La République fédérale allemande, première puissance économique européenne, ne peut ignorer les aléas de son voisin français. D’autant que, depuis le début de la crise, les deux nations sont à la manœuvre pour faire évoluer l’Union européenne. La presse allemande accorde donc une grande place à la perte du AAA français, sans oublier de rappeler que l’Hexagone a longtemps repoussé des réformes que l’Allemagne a déjà entreprises.
"Sarkozy inquiet pour son emploi à l’Elysée"
Le principal hebdomadaire allemand, Der Spiegel, ne fait pas dans la demi-mesure et pense déjà aux échéances électorales. "Sarkozy inquiet pour son emploi à l’Elysée", écrit l’hebdomadaire en Une de son site Internet, avant d’indiquer que l’opposition va prendre un malin plaisir à souligner que le président de la République français "ne mérite plus l’étiquette de protecteur de la nation".
Tout en soulignant que le gouvernement a commencé à dédramatiser la situation avant Noël, le Spiegel estime que la perte du AAA constitue pour Nicolas Sarkozy un contrecoup sur trois terrains : ce dernier est fragilisé "tant le plan économique que politique et personnel".
"Pour Nicolas Sarkozy, cette dégradation risque de se traduire par la fin de son séjour à la présidence. 99 jours avant les élections outre-Rhin, il va devenir difficile pour le gouvernement de considérer cette décision de Standard & Poor’s comme sans importance", renchérit le quotidien Die Welt.
L’UE affaiblie par ricochet
Pour Focus, l’autre grand hebdomadaire allemand, la dégradation de la note française "met aussi en péril le parapluie européen", c’est-à-dire tout le mécanisme de solidarité mis en place pour limiter les effets de la crise de la dette. La France, deuxième économie européenne, est l'un des principaux garants du fonds de secours européen (FESF). Cette dégradation va donc réduire les marges de manœuvre du FESF.
"La crise de l'euro s'aggrave. Le sauvetage de la monnaie va devenir plus cher également pour la République fédérale", estime par ailleurs le quotidien populaire Bild.
Ce n'est pas pour autant l'apocalypse
Interrogé par le quotidien Frankfurter Rundschau, le chef économiste de la Commezbank, Jörg Krämer, tient néanmoins à dédramatiser la situation. "Ce n’est pas la solvabilité de la France qui est remise en cause, mais plutôt celle de l’Espagne et de l’Italie", souligne-t-il , avant de pronostiquer que les retombées pour la France seront limitées, le Japon et les Etats-Unis ayant survécu sans problème à la perte de leur note AAA.

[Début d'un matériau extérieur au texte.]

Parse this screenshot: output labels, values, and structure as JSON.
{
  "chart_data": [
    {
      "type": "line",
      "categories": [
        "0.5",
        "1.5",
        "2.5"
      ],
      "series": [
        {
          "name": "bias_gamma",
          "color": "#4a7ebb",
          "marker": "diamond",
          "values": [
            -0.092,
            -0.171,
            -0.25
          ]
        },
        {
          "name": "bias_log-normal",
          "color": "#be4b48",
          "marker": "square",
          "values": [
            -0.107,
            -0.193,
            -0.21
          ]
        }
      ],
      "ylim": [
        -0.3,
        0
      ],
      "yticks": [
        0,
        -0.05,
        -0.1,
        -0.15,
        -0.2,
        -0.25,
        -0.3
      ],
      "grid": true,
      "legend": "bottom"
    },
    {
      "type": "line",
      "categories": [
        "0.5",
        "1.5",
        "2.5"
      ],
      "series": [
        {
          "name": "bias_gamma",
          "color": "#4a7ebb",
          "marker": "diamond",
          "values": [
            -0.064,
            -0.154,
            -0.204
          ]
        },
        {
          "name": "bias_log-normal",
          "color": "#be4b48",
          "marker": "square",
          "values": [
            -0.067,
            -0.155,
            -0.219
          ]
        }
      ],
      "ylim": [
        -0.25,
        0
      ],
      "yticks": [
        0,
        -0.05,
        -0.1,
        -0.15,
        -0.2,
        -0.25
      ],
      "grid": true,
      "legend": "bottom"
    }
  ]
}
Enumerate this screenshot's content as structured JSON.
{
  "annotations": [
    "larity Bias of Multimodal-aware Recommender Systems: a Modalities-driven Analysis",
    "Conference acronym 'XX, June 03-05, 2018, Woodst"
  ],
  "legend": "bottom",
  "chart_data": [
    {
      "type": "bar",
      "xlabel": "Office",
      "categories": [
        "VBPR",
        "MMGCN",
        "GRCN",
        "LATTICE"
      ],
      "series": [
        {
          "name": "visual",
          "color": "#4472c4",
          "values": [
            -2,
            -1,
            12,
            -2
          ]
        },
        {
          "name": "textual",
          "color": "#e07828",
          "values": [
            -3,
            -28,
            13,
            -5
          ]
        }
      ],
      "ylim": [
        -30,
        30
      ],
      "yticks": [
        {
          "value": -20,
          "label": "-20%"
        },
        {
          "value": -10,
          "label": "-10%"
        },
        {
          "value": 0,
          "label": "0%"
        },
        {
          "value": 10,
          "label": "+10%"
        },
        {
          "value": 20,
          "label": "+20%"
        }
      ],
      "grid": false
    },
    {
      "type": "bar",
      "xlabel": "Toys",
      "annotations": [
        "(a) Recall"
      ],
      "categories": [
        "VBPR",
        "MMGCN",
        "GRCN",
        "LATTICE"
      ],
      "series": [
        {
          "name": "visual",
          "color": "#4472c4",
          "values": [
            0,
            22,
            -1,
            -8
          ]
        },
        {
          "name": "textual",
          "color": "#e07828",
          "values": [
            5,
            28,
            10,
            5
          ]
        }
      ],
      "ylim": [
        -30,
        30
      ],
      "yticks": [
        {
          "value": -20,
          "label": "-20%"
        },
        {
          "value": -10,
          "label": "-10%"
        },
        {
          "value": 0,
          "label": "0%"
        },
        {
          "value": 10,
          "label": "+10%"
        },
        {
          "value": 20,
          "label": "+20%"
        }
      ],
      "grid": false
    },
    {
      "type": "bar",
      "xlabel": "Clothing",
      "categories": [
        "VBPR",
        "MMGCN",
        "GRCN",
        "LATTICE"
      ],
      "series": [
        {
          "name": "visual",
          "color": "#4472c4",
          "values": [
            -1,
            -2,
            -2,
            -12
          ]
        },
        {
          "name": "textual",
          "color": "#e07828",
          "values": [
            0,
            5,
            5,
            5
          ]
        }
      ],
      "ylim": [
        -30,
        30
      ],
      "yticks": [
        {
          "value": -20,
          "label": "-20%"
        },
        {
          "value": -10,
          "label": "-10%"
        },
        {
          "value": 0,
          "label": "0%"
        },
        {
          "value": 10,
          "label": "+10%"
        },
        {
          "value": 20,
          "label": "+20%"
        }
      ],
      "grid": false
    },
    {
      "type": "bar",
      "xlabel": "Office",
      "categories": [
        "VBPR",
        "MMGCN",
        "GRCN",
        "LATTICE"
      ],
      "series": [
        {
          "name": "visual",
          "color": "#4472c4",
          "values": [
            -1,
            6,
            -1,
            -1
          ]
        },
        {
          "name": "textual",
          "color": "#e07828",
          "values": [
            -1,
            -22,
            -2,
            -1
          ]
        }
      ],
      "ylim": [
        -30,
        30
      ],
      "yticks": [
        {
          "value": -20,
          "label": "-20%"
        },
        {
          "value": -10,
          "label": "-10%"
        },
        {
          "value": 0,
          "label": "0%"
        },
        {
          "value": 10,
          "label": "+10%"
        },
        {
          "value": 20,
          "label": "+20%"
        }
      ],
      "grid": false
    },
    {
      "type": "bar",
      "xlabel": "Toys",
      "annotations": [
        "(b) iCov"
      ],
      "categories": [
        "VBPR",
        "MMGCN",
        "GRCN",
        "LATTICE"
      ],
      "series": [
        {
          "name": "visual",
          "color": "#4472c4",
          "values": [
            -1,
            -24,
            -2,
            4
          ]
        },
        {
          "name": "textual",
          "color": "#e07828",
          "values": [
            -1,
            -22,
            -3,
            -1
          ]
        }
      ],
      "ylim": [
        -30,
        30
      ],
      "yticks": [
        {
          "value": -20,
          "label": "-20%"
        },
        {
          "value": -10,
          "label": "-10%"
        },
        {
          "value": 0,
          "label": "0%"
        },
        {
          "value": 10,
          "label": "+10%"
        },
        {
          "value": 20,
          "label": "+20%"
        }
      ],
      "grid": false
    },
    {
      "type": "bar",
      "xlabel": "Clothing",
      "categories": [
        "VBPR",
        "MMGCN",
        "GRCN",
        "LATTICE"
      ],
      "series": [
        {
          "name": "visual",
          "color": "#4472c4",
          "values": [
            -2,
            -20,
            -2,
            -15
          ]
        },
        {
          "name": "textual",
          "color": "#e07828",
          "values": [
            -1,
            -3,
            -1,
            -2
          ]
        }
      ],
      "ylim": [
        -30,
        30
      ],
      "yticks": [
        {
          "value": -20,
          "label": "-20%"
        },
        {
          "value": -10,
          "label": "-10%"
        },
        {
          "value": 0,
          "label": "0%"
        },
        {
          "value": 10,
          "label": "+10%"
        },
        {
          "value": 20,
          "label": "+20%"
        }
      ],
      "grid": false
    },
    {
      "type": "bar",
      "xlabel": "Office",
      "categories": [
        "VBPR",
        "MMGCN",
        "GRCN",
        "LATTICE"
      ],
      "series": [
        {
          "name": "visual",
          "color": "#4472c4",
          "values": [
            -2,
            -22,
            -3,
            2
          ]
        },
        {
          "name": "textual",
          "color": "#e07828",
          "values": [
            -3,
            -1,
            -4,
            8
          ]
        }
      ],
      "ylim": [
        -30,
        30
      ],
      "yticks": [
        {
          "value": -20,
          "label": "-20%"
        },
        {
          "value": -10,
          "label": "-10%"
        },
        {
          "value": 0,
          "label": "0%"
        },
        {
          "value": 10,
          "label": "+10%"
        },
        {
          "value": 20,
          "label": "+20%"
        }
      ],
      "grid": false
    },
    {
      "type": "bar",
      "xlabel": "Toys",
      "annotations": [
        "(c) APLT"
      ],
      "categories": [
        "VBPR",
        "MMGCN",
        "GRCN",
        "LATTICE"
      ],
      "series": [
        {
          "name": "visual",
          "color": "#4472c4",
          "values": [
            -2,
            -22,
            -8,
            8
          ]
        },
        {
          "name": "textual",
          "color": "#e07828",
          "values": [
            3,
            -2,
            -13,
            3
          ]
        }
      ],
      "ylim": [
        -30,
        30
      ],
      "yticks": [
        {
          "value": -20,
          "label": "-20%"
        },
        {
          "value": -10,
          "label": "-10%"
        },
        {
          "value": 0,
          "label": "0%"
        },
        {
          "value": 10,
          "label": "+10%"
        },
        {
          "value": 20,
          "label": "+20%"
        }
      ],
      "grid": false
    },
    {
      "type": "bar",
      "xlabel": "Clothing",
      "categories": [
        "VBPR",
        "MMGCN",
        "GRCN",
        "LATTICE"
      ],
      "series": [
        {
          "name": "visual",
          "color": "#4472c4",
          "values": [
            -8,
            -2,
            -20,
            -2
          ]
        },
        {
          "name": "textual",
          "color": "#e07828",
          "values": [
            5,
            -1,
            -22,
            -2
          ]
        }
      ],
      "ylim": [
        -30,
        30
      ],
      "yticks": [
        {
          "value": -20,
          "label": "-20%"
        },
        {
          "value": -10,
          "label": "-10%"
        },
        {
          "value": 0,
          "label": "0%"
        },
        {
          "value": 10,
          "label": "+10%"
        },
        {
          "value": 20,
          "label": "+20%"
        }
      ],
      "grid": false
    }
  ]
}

Même son de cloche du côté du quotidien conservateur Frankfurter Allgemeine Zeitung (FAZ), qui écrit que "les dégâts économiques devraient rester limités (...), les investisseurs considérant la France déjà depuis un certain temps comme un pays solide de deuxième choix".
Conclusion d'Angela Merkel : il reste "encore un long chemin avant que la confiance des investisseurs soit rétablie", mais la chancelière "souligne qu'il ne s'agit que (des décisions) d'une agence parmi trois".